Aconteceu no verão. Mais precisamente na noite em que o dia vinte de junho cedeu suas arestas arredondadas para o dia vinte e um. As crianças penduravam nas paredes desenhos de areias e chapéus de sol, coisa que caíra em desuso em 2018, quando tudo eram toldos e palmeiras. Perto do aeroporto Maria Conceição Silva, no quadrado torto a que se chamava Pote de água, sonhou que era russa. Que se chamava Natascha Dimitrova e que era natural de Odessa.
Sonhos!
Benzeu-se. Conchita era muito crente. A janela da cozinha estava aberta e o dia fresco. Devia decidir entre café de capsula ou de cafeteira. Para ela sozinha era melhor de cápsula.
- Вы хотите кофе? (queres café?)- perguntou ao marido que lia A Bola na sala.
- É o quê?
- Вы хотите кофе?
Joaquim dos Santos levantou-se de um tiro, aquele jogador ele não conhecia.
– Saiu nos cromos do continente?
– Что ты там говоришь? Вы хотите кофе? (o que estás a dizer? queres café?)
Apontou para o café. Joaquim não queria. Voltou chateado para o sofá. Ele sabia todos os jogadores, Conchita bem que podia querer fazer pouco dele.
- Deves tar armada em parva, deves?
As cápsulas eram de marca branca. Conchita é assim… para que entendam melhor, uma consumidora atenta. Arroz e massas compra no lidl, verduras e peixe e carne no pingo doce, as cápsulas no mini-preço. Como toda a verdadeira dona de casa, tem a paixão do económico.
- капсулы исчезли! (acabaram as cápsulas!)
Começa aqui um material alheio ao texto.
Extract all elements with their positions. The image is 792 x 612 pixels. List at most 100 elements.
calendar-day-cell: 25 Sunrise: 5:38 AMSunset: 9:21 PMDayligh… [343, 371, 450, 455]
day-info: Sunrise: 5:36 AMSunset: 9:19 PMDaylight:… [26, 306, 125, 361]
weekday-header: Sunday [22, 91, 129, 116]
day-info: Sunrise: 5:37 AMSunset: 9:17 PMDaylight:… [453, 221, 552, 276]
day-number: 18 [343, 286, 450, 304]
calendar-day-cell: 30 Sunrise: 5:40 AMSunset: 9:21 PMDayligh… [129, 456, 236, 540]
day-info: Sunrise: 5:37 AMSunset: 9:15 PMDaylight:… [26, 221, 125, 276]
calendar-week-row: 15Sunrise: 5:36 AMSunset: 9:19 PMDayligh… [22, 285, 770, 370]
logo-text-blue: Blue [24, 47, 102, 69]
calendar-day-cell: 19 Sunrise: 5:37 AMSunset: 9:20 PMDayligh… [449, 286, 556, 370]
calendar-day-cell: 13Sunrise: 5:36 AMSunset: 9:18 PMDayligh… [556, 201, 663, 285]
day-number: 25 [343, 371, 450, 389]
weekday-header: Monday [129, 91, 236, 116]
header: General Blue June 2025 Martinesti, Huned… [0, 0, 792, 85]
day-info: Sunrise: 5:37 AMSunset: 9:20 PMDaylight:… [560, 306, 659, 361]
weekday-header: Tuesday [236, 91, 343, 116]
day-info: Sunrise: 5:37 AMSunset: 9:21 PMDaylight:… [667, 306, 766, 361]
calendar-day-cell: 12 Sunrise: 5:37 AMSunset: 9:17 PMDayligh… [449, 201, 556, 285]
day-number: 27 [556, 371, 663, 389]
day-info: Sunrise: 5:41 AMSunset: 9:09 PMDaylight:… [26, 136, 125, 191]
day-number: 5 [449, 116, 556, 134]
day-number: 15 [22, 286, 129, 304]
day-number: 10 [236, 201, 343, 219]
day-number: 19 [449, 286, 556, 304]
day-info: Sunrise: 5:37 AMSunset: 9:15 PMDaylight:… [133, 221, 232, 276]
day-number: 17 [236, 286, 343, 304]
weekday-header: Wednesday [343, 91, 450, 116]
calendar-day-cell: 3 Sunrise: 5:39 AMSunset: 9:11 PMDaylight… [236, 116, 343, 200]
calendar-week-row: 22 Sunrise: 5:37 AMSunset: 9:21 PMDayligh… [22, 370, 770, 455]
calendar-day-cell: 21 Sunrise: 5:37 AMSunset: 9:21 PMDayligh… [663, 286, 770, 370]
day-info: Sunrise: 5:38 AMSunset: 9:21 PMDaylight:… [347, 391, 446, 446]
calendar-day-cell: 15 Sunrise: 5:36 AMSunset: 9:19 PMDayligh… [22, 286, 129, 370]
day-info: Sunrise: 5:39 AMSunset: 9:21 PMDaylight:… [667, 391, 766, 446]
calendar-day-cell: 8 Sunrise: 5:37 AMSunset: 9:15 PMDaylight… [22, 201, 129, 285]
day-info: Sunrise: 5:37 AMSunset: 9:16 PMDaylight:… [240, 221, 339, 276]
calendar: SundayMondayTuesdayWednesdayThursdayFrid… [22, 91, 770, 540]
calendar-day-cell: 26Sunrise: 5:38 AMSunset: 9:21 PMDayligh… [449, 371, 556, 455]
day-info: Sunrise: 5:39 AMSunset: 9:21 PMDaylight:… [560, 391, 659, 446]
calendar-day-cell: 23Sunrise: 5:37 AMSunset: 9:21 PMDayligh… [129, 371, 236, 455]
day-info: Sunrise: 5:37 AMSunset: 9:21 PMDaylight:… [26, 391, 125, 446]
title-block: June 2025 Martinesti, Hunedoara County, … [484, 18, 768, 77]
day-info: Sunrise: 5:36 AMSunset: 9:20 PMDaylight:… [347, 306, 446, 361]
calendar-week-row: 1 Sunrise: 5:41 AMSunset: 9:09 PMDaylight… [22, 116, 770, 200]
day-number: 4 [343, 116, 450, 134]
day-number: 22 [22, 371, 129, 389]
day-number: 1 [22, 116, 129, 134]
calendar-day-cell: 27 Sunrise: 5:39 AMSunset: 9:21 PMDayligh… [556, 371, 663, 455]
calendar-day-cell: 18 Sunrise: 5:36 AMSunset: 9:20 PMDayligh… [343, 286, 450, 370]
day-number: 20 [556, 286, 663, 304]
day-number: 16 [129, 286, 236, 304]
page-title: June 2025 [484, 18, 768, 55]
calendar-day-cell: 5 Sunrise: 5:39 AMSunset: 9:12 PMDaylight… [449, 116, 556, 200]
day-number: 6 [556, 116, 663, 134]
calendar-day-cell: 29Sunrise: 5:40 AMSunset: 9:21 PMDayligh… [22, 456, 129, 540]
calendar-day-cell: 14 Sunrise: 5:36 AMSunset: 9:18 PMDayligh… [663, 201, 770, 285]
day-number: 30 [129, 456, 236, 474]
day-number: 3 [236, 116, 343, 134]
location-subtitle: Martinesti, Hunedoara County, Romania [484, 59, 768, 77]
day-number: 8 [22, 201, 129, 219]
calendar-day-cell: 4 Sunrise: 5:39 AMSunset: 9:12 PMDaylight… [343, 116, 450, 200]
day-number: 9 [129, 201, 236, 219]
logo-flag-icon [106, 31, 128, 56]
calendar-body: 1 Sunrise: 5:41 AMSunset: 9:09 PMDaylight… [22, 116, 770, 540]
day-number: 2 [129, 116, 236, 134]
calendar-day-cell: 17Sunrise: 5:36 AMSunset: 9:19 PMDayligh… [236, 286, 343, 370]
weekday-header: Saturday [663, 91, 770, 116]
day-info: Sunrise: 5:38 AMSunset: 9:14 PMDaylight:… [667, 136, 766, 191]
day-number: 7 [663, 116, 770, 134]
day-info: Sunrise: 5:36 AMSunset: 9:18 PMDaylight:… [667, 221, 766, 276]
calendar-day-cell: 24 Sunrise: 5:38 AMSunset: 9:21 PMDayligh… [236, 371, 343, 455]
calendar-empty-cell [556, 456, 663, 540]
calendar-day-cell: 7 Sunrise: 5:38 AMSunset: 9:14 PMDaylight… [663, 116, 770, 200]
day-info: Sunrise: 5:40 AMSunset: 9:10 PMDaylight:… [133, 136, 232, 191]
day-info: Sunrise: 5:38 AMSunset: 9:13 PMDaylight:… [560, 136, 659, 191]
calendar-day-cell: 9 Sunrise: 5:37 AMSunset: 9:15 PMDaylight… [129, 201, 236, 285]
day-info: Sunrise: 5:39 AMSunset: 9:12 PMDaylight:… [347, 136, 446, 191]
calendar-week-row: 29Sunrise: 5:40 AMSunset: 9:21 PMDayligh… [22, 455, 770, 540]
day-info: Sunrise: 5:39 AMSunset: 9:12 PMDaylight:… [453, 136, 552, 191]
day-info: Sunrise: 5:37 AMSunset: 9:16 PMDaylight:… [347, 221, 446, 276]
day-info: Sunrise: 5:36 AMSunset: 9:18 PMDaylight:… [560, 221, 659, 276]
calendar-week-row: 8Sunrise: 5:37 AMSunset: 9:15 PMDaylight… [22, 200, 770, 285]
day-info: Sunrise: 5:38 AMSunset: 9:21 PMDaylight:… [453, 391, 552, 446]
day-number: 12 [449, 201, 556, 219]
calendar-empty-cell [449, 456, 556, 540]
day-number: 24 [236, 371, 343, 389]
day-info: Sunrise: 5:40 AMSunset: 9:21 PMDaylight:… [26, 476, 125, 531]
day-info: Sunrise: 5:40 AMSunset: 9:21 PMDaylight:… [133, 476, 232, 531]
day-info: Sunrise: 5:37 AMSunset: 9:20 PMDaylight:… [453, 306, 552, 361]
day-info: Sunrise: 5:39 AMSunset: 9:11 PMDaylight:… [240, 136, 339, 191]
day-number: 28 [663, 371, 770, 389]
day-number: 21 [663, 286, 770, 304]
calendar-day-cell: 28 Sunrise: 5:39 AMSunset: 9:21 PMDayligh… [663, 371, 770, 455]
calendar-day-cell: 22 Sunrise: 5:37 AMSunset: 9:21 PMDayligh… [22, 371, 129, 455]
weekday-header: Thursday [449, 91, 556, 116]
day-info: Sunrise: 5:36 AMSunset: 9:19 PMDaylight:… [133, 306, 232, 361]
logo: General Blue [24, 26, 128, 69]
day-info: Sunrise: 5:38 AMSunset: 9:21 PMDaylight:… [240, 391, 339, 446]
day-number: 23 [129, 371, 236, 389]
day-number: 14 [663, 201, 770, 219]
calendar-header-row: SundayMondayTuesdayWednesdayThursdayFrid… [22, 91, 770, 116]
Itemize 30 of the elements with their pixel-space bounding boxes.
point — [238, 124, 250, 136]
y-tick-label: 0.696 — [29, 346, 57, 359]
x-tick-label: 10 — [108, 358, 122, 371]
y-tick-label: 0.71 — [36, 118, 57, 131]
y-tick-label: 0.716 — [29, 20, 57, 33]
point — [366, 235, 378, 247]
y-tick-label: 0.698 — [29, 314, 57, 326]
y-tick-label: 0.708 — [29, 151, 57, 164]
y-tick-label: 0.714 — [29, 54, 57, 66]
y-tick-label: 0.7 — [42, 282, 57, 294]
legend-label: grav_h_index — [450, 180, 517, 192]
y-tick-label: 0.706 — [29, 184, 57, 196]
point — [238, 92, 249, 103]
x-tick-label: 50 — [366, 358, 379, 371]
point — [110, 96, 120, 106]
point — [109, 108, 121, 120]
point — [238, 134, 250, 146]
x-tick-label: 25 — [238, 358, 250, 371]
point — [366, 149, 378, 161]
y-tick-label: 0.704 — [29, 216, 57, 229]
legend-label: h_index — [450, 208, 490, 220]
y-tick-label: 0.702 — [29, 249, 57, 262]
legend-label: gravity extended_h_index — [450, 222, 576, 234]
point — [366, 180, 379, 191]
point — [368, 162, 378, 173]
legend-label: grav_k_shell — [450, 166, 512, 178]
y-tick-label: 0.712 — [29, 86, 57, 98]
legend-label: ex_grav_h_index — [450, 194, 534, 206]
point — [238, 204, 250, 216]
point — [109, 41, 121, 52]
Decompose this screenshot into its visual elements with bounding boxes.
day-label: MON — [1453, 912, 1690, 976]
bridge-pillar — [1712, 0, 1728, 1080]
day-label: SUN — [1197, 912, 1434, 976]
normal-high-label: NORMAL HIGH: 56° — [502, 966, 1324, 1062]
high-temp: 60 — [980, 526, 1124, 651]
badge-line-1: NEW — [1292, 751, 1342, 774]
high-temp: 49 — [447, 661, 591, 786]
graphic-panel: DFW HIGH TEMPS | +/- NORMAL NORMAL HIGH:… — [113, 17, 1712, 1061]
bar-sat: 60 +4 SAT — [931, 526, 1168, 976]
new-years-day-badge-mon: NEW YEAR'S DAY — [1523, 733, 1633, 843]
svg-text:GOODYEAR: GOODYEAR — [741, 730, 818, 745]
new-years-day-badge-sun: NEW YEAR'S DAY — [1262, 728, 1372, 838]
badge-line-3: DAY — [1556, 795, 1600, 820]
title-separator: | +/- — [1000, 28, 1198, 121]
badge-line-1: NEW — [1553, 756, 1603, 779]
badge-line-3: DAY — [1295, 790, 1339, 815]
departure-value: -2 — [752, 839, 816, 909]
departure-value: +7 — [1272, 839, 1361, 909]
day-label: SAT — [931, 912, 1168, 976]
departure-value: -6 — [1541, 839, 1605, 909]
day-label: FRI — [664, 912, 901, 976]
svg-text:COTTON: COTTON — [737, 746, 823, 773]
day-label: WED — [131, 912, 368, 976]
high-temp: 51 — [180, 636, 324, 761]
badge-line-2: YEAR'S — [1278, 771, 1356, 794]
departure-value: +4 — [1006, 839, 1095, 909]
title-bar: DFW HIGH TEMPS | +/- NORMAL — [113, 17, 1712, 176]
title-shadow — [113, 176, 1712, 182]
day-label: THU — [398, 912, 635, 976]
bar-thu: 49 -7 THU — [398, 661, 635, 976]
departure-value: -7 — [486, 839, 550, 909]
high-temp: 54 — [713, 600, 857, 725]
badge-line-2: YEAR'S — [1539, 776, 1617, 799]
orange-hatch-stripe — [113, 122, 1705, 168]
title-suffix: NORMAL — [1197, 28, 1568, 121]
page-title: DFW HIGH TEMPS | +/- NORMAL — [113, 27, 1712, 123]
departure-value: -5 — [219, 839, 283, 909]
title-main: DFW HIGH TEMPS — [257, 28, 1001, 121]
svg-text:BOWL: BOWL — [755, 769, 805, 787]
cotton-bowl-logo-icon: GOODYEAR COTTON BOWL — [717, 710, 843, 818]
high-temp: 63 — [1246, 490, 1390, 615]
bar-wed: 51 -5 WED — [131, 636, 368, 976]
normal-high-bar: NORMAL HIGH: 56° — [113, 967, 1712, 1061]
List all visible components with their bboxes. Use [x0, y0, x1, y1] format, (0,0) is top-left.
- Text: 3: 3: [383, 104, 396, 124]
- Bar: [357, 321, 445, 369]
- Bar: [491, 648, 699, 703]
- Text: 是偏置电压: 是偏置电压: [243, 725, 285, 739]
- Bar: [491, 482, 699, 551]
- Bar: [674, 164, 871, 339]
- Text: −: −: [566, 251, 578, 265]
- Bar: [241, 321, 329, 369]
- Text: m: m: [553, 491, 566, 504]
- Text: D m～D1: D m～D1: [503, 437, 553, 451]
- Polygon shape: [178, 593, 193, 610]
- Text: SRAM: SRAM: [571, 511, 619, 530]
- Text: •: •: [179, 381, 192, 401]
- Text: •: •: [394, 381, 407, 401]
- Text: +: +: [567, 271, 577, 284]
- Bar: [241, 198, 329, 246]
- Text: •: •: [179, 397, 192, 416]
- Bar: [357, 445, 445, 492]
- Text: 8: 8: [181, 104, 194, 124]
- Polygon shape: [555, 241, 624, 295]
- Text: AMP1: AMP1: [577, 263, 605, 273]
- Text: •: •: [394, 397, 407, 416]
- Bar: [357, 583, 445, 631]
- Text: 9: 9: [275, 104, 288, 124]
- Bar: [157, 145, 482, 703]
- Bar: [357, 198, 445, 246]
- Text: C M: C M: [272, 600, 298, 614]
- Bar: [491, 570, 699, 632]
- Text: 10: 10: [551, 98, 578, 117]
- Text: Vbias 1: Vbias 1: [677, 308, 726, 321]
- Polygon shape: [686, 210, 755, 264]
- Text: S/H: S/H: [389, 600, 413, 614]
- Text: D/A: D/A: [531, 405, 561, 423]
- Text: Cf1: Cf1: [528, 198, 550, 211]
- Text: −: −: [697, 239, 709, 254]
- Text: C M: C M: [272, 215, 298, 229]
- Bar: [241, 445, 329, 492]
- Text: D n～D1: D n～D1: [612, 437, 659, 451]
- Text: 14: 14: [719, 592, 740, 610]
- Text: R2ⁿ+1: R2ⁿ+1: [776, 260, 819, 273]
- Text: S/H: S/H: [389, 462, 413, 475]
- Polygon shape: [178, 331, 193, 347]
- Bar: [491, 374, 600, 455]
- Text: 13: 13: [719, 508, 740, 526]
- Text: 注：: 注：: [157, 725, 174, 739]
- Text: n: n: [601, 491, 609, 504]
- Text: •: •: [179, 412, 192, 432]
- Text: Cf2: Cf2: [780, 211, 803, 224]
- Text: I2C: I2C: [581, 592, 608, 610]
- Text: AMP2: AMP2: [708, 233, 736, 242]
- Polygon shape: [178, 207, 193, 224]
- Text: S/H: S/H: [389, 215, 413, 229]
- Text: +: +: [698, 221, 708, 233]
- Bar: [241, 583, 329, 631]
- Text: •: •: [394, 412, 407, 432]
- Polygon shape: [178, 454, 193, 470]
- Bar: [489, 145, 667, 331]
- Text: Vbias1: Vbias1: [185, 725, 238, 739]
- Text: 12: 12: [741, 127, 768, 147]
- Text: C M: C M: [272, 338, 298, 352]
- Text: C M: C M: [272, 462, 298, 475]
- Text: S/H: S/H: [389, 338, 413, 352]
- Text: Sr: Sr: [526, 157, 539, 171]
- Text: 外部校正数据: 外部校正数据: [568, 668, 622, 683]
Desceu pelas escadas, devia vigiar de perto a porteira, Liudmilla. Era da Crimeia, e para alguém tão russo como ela, os da Crimeia deviam andar sempre de rédea curta. Alguém tão russo? Riu-se de si mesma. Preferia as cápsulas prateadas, como deitava fora a caixa, assim que chegava a casa, nunca recordava o nome da mistura. Furou com a chave a embalagem de papelão. Vermelha. Rosa. Negra.
- O que está para aí a fazer?- gritou a funcionária.
- муха! (Uma mosca)
- Enxerida era a sua tia!
Conchita só tinha a quarta classe, mas burra não era. Pegou em dois pacotes dos que restavam, com sorte seriam prateados. Caminhou até ao caixa, recordando nos pés as botas rijas e peludas com que no sonho descera uma rua cinzenta.
- Вы не понимаете, что я вам скажу? (Você não percebe o que lhe digo?)
A caixa arregalou muito os olhos. Com os dedos magros procurou o botão amarelo. Deixou as unhas de gel quebrar enquanto rezava para o segurança chegar rápido.